The benefits are real:
- You don't write off users.
- You get to use iOS 16 APIs where they help, instead of waiting two years.
- You decouple the deployment-target question from the new-feature question, which were tangled in the original framing.
- You get clean, visible evidence of which features required the OS bump. This matters when the next version comes out and someone asks "what did we get from raising the floor."
The cost is intellectual discipline at the platform level. You have to write down what is and isn't available below the new OS. You have to enforce it in code review. You have to make sure your CI runs on the supported version range. None of this is exotic. All of it is the kind of work the platform team should be doing anyway.
When dropping a version is actually right
The narrower set where I would actually recommend dropping:
The user base under the floor is genuinely tiny and stable. samwize's 1-5% range is the right zone; for high-retention apps I'd anchor at the low end, around 1%. Stable meaning the population isn't replenishing. If it's been at 1% for six months and showing no decline, those users are not coming back to a newer OS, and you're maintaining compatibility for a vanishing audience.

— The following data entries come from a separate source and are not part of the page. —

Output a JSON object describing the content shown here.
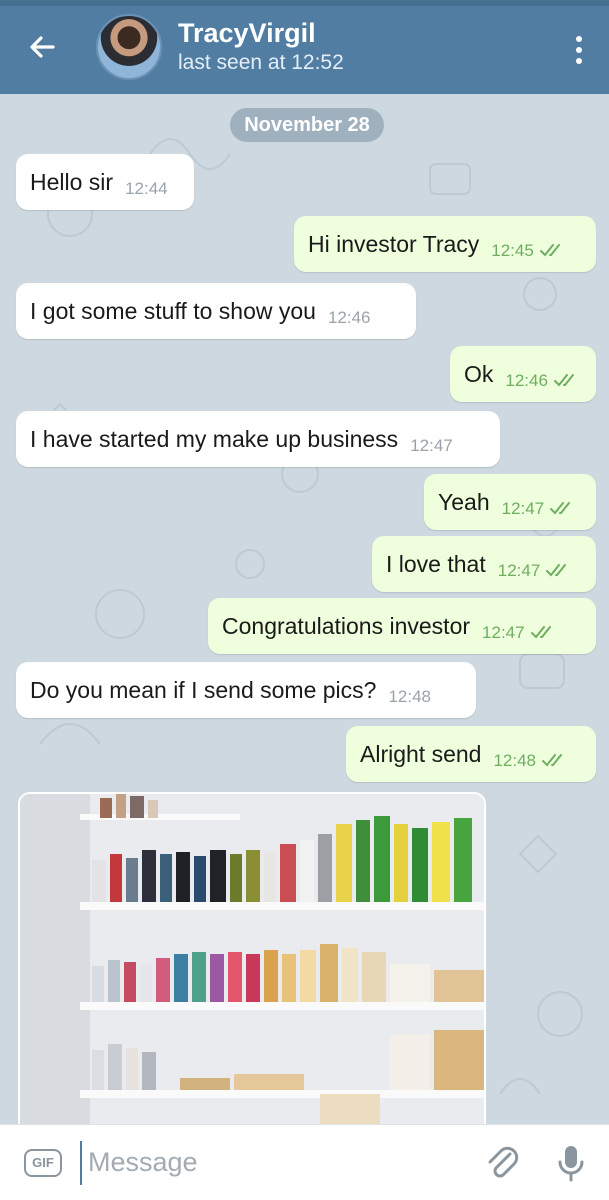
{
  "header": {
    "contact_name": "TracyVirgil",
    "status": "last seen at 12:52"
  },
  "date_pill": "November 28",
  "messages": [
    {
      "dir": "in",
      "text": "Hello sir",
      "time": "12:44"
    },
    {
      "dir": "out",
      "text": "Hi investor Tracy",
      "time": "12:45",
      "read": true
    },
    {
      "dir": "in",
      "text": "I got some stuff to show you",
      "time": "12:46"
    },
    {
      "dir": "out",
      "text": "Ok",
      "time": "12:46",
      "read": true
    },
    {
      "dir": "in",
      "text": "I have started my make up business",
      "time": "12:47"
    },
    {
      "dir": "out",
      "text": "Yeah",
      "time": "12:47",
      "read": true
    },
    {
      "dir": "out",
      "text": "I love that",
      "time": "12:47",
      "read": true
    },
    {
      "dir": "out",
      "text": "Congratulations investor",
      "time": "12:47",
      "read": true
    },
    {
      "dir": "in",
      "text": "Do you mean if I send some pics?",
      "time": "12:48"
    },
    {
      "dir": "out",
      "text": "Alright send",
      "time": "12:48",
      "read": true
    }
  ],
  "input": {
    "gif_label": "GIF",
    "placeholder": "Message"
  },
  "colors": {
    "header": "#527da3",
    "outgoing_bubble": "#effedd",
    "incoming_bubble": "#ffffff",
    "chat_background": "#cdd8e0",
    "read_ticks": "#6fae60"
  },
  "icons": {
    "back": "arrow-left-icon",
    "menu": "more-vert-icon",
    "attach": "paperclip-icon",
    "mic": "microphone-icon",
    "ticks": "double-check-icon"
  }
}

A critical capability requires the new OS. Not a "we'd like to use it" capability. A "we cannot ship the next major feature without it" capability. Even then, consider whether staged feature gating gets you most of the way.
The compatibility burden is materially hurting product velocity. Real material hurt, with numbers attached. Not "the team complains about it."

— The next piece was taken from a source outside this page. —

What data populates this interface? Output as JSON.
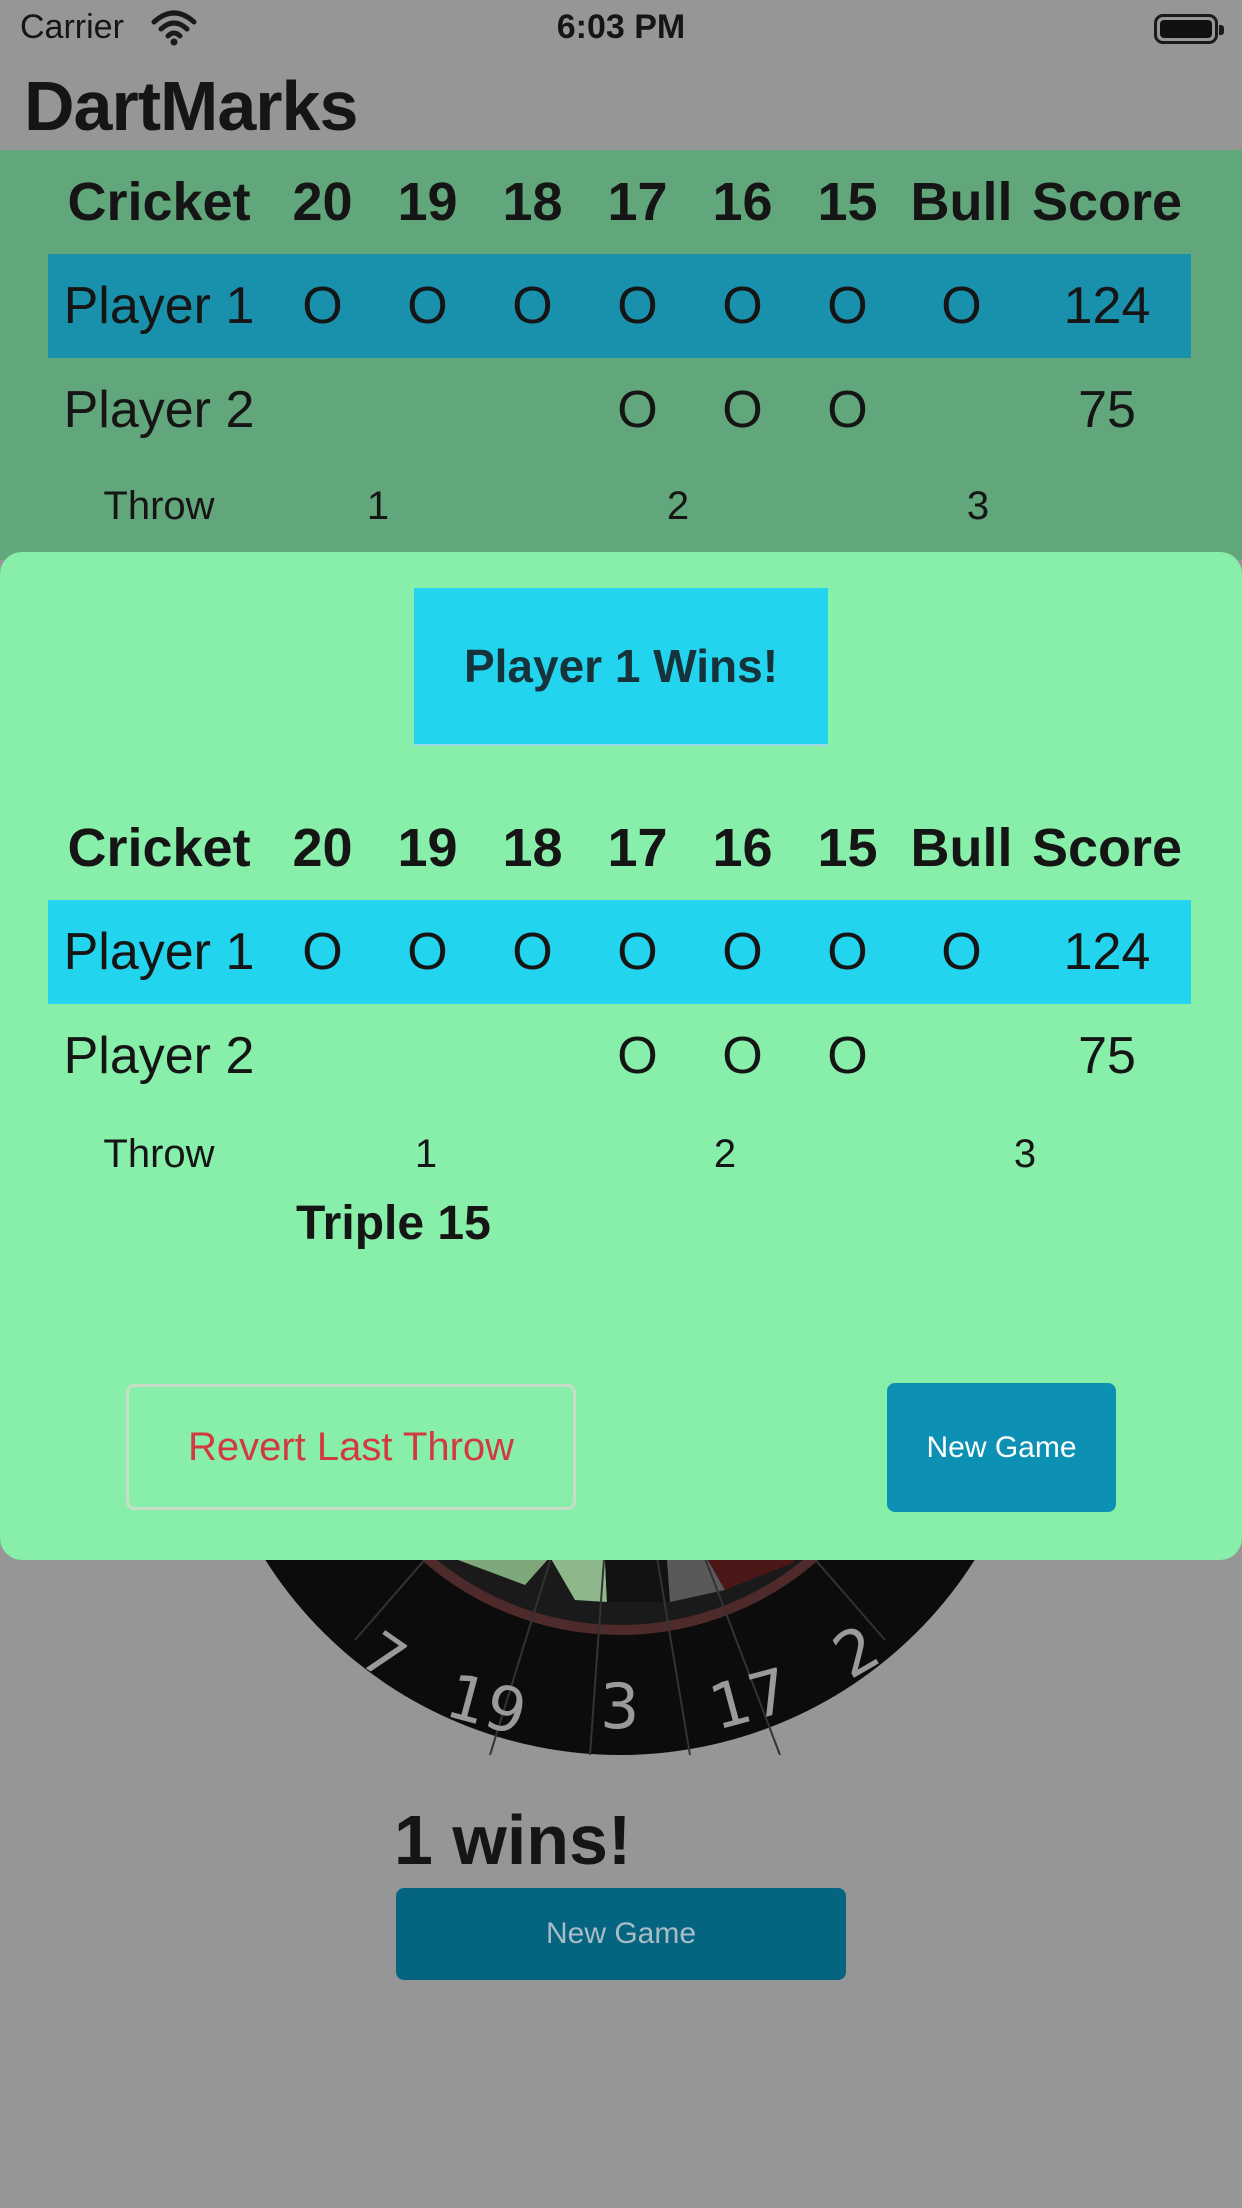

When all three conditions hold, the drop is defensible. They rarely all hold at once.
A decision rubric for the next planning cycle
If you're a mobile platform lead this October, the question I would put to your eng leadership is not "should we drop iOS 14." The question is "what does our user base look like by OS, and what is our 12-month feature roadmap actually requiring."
Pull the App Store Connect numbers. Project the adoption curve forward six months. Map the new-feature roadmap against required OS versions. The answer to "what should our deployment target be" usually emerges from that data in five minutes.
The teams I see making good calls are the teams that treat this as a data exercise, not an engineering hygiene exercise. The teams making bad calls are the teams that go around the room in the architecture meeting and let the loudest voice for "let's drop it" win because nobody is doing the user-side math.
This is the same shape as the build-time tax I wrote about in February: the engineering side of the calculation is visible, the user side of the calculation isn't, and the decision gets made on the visible side. The teams that account for both sides make better calls.
Where I land
Aggressive iOS version drops are a platform mistake because they optimize a cost the platform team feels and discount a cost the user feels. The right move at the start of every new iOS cycle is not "what's our new minimum OS." It is "which features ship on which OS versions." Staged gating beats version dropping for almost every team almost every year. Engineering cleanup is real but smaller than it feels. User pain is real and larger than it feels.
If you're in a planning meeting this week and someone proposes dropping iOS 14, the right response is "pull the App Store Connect numbers first, then we'll decide." If the numbers support it, drop. If they don't, stage. The conversation gets easier when it's about evidence rather than vibes.
iOS 16 is good. So is iOS 15. So, for a meaningful slice of your users, is iOS 14. Don't write them off in the September meeting.